VanEck has filed for a new exchange-traded fund (ETF) called the “OnChain Economy” ETF. This ETF aims to invest in companies that are part of the digital asset ecosystem, rather than directly holding cryptocurrencies. The ETF will invest at least 80% of its net assets in “Digital Transformation Companies” and digital asset instruments.
These include companies involved in crypto exchanges, payment gateways, mining operations, and firms providing infrastructure services. The ETF plans to establish a subsidiary in the Cayman Islands to manage certain digital asset investments, with exposure capped at 25% of total assets each quarter.
ElizaOS has unveiled a groundbreaking AI-powered humanoid robot priced at $420,000. This next-generation personal robot, known as “Eliza,” is designed to redefine the capabilities of robotics and intelligent machines, Eliza is designed to build deep emotional connections with users, exhibiting empathy and lifelike expressions. The robot can perform a range of tasks, from managing personal schedules to handling complex operations like blockchain transactions.
Virtuals AI launchpad has announced a significant buyback and burn program worth over $20 million for AI agents launched on their platform. This initiative aims to reduce the supply of AI agent tokens, thereby increasing their value and promoting a healthier ecosystem. Virtuals Protocol plans to use over 13 million VIRTUAL tokens (worth approximately $48 million) to buy and burn AI agent tokens. This deflationary program is expected to boost the value of both VIRTUAL and its agent tokens. Some of the top AI agent tokens that will benefit from this program include GAME, CONVO, AIXBT, SEKOIA, and MISATO.

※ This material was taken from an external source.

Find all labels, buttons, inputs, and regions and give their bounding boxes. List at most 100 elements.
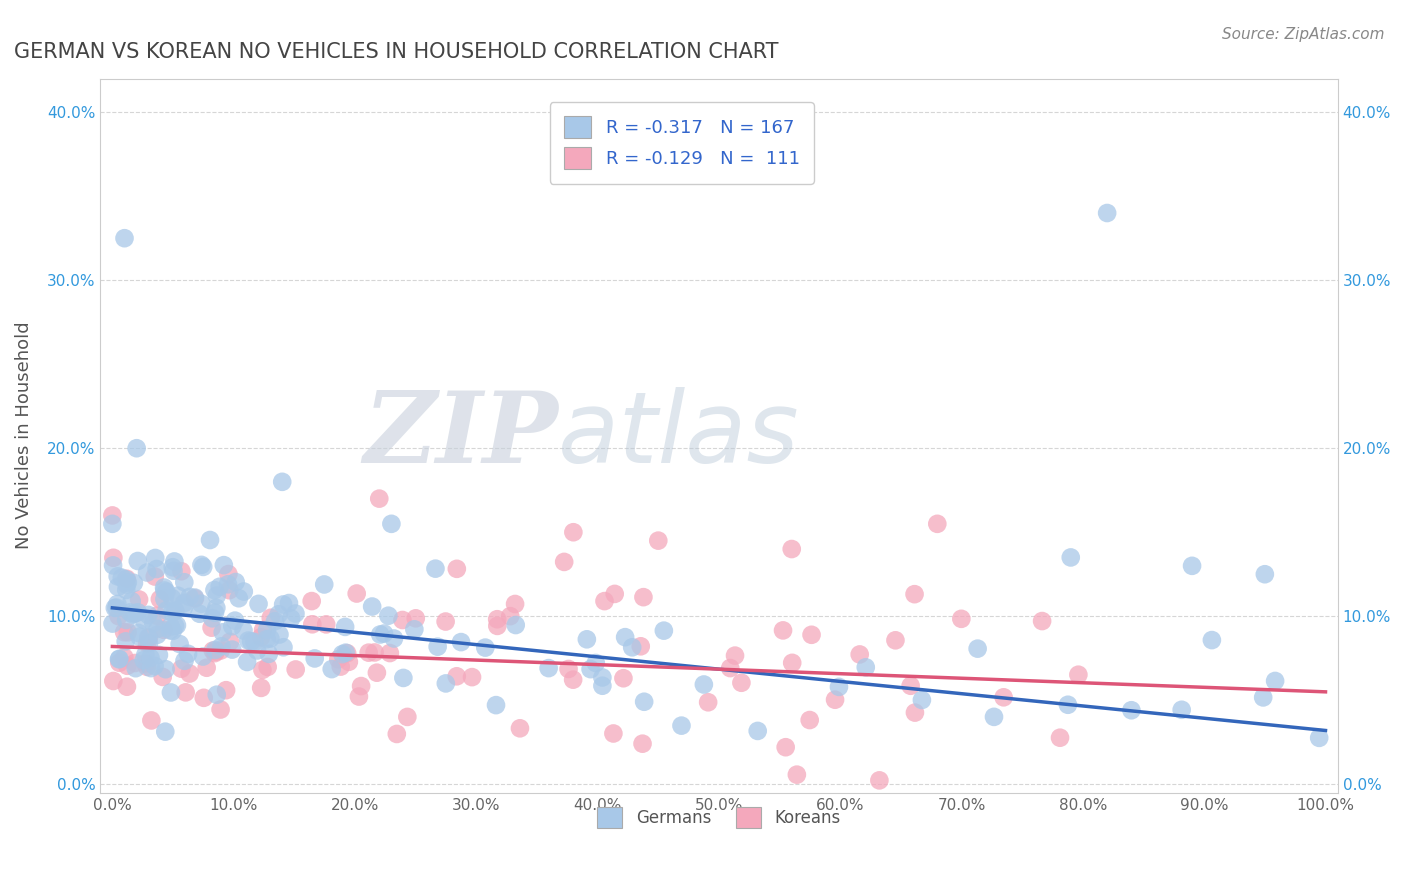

Reliance Jio Platforms has partnered with Polygon Labs to bring Web3 and blockchain solutions to over 450 million users in India. This collaboration aims to integrate advanced blockchain technology into Jio’s existing applications and services, enhancing the digital experience for its massive user base. The partnership will enable Jio to offer more secure, faster, and decentralized services, leveraging Polygon’s blockchain technology. Jio plans to integrate Web3 capabilities into its existing applications, providing users with enhanced privacy and control over their personal data.